Many analysts predicted the FCC would raise far more than the reserve price, perhaps as much as twice as much. After the 25% discount, this would correspond to approximately $1.00 per Mhz Pop. A few even suggested prices slightly above $1 per Mhz pop.

As of November 25, the auction had received bids of more than $37 billion on the paired spectrum alone, or more than $2.30 per Mhz Pop. Even accounting for the 25% discount, this value corresponds to at least $1.75 per Mhz pop, well above the range investment analysts predicted. It exceeds the FCC reserve price and the value of AWS-2 licenses by more than 250% and exceeds even the most optimistic analyst estimates by at least 15% and as much as 50%.

The AWS-3 spectrum auction is not the isolated result of a single outlier investor. More than one firm is bidding up the prices of spectrum. Each firm has a board of directors and outside financial bankers, all of whom must have approved the bidding levels. Designated entity bidders likely have contracts with major carriers that will lead eventually to leases to sales, all of which are predicated on the perceived reasonableness of the AWS-3 auction outcomes.

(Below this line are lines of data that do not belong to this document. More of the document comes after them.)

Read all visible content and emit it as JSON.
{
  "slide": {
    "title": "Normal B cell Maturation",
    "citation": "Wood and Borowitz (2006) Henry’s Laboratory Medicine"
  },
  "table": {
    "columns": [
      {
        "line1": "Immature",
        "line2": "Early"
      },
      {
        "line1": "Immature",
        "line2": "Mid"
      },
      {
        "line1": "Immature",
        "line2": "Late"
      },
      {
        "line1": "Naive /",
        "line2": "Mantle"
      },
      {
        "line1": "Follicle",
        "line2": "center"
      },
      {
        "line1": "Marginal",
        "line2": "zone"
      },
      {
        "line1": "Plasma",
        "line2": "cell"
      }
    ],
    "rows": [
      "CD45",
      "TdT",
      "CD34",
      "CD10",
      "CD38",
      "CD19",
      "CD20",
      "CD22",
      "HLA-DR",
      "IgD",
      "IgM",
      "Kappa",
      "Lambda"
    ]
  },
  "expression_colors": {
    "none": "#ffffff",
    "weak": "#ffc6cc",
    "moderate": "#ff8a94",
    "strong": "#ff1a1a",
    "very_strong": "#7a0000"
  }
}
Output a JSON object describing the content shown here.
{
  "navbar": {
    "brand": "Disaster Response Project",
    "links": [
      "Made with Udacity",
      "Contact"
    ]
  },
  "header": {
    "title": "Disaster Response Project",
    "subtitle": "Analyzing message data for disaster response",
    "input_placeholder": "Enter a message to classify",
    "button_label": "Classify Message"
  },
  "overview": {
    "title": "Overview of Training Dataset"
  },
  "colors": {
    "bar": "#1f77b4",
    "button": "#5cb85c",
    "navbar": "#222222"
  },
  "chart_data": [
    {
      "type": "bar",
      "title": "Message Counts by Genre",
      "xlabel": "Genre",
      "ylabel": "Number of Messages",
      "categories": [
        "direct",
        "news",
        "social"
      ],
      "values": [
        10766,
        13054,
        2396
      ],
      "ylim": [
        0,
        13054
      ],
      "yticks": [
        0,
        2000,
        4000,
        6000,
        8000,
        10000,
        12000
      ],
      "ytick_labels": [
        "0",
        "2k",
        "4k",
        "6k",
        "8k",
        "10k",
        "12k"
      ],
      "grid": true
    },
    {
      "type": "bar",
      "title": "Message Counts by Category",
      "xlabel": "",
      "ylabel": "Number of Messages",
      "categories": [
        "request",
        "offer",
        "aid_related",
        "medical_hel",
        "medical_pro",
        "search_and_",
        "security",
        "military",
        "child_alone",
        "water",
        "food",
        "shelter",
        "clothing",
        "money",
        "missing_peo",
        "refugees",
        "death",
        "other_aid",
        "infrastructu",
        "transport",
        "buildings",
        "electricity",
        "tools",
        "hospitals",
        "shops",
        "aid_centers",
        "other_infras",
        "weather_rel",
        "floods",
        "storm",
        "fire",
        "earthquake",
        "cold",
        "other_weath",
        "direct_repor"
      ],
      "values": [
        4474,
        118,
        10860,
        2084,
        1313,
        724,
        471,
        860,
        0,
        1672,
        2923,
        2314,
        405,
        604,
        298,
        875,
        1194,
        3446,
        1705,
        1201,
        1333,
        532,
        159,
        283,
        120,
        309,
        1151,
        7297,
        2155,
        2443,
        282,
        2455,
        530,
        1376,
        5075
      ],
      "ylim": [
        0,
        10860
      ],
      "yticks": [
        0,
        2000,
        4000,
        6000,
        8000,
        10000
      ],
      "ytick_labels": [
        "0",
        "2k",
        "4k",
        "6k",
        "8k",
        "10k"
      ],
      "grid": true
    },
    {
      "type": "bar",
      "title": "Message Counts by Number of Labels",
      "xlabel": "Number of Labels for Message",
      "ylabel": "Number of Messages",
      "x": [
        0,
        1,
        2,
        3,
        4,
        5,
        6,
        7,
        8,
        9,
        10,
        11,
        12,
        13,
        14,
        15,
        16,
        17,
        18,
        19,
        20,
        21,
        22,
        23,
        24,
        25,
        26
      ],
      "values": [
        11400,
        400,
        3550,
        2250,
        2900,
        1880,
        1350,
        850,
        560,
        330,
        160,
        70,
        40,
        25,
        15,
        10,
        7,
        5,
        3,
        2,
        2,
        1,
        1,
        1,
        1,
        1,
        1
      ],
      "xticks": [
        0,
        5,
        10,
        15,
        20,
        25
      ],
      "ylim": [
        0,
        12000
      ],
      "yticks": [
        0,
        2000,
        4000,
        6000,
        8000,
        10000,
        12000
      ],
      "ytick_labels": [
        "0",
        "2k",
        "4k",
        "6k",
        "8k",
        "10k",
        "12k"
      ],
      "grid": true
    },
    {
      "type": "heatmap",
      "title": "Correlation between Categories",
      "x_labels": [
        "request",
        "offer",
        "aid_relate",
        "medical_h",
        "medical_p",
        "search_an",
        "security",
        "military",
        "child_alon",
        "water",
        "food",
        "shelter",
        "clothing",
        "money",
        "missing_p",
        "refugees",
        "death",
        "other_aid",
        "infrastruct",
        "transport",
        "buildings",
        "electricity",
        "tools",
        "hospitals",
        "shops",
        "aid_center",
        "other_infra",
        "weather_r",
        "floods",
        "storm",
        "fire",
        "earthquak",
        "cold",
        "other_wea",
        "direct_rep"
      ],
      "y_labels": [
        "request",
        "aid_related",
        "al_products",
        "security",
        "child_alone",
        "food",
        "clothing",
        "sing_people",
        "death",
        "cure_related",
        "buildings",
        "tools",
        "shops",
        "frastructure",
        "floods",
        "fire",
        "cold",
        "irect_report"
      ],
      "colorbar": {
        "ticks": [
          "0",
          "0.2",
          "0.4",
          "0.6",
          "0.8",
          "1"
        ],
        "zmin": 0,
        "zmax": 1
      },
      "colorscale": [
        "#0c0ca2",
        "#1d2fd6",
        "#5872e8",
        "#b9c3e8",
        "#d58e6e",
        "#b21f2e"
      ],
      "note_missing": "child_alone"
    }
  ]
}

On the surface, the value of AWS-3 licenses revealed at auction appears on average to be 15% and 250% greater than the estimated values of AWS-1 and AWS-2 licenses. Because these licenses have similar physical properties and applications, the auction results would appear to have correspondingly increased the value of these AWS licenses, and by extension, perhaps all licenses for spectrum.

The surface comparison misses the real differences in values between the two types of licenses. By 2013, AWS-1 and AWS-2 licenses were largely cleared and ready to use. In contrast, it will take at least a few years to clear each AWS-3 license and many more years — at least 10 years by the government’s own estimates — to clear all AWS-3 licenses of federal users. Even then, the federal government may have rights to use the spectrum. Thus, bidders in the current AWS-3 auction are purchasing impaired spectrum, spectrum that may not be even partially usable for a few years and possibly not fully usable for a decade.

If impaired AWS-3 spectrum is worth more than $1.75 per Mhz Pop today, unimpaired cleared spectrum AWS-3 is worth substantially more. Consequently, the value of cleared AWS-3 spectrum, and quite likely all spectrum, is dramatically more than just the 15% to 250% premium on prices predicted just two weeks ago.

The spectrum holdings of major wireless carriers are not limited to AWS-1 and AWS-3 licenses. Each carrier has at least 20 billion Mhz Pops. DISH has spectrum exceeding 17 Billion Mhz Pops. Although the value of spectrum holdings for the major carriers varies as of early November, these values could be no less than $10 billion per carrier, and perhaps several times that amount. If the AWS-3 auction has revealed that spectrum values today are dramatically more than a range of 15% higher and 250% higher than a few weeks ago, the enterprise value of each company, net of amounts bid at auction, should have increased by substantially more than $1 billion, and perhaps as much as several tens of billions of dollars.

With the exception of DISH, none of the companies has recognized any such increase in asset valuation; many have lost value. What happened? Why haven’t asset values of all businesses holding spectrum licenses risen?

The most reasonable explanation is that higher valuations of spectrum are good for businesses that are net sellers of spectrum, such as DISH, but bad for companies that are net purchasers of spectrum, which includes all active wireless carriers. As the prices of spectrum increase, the costs of providing wireless services rise, and the profitability of providing those services decreases.

The market for spectrum has changed substantially in recent weeks. With it, the market for a range of wireless services has changed as well.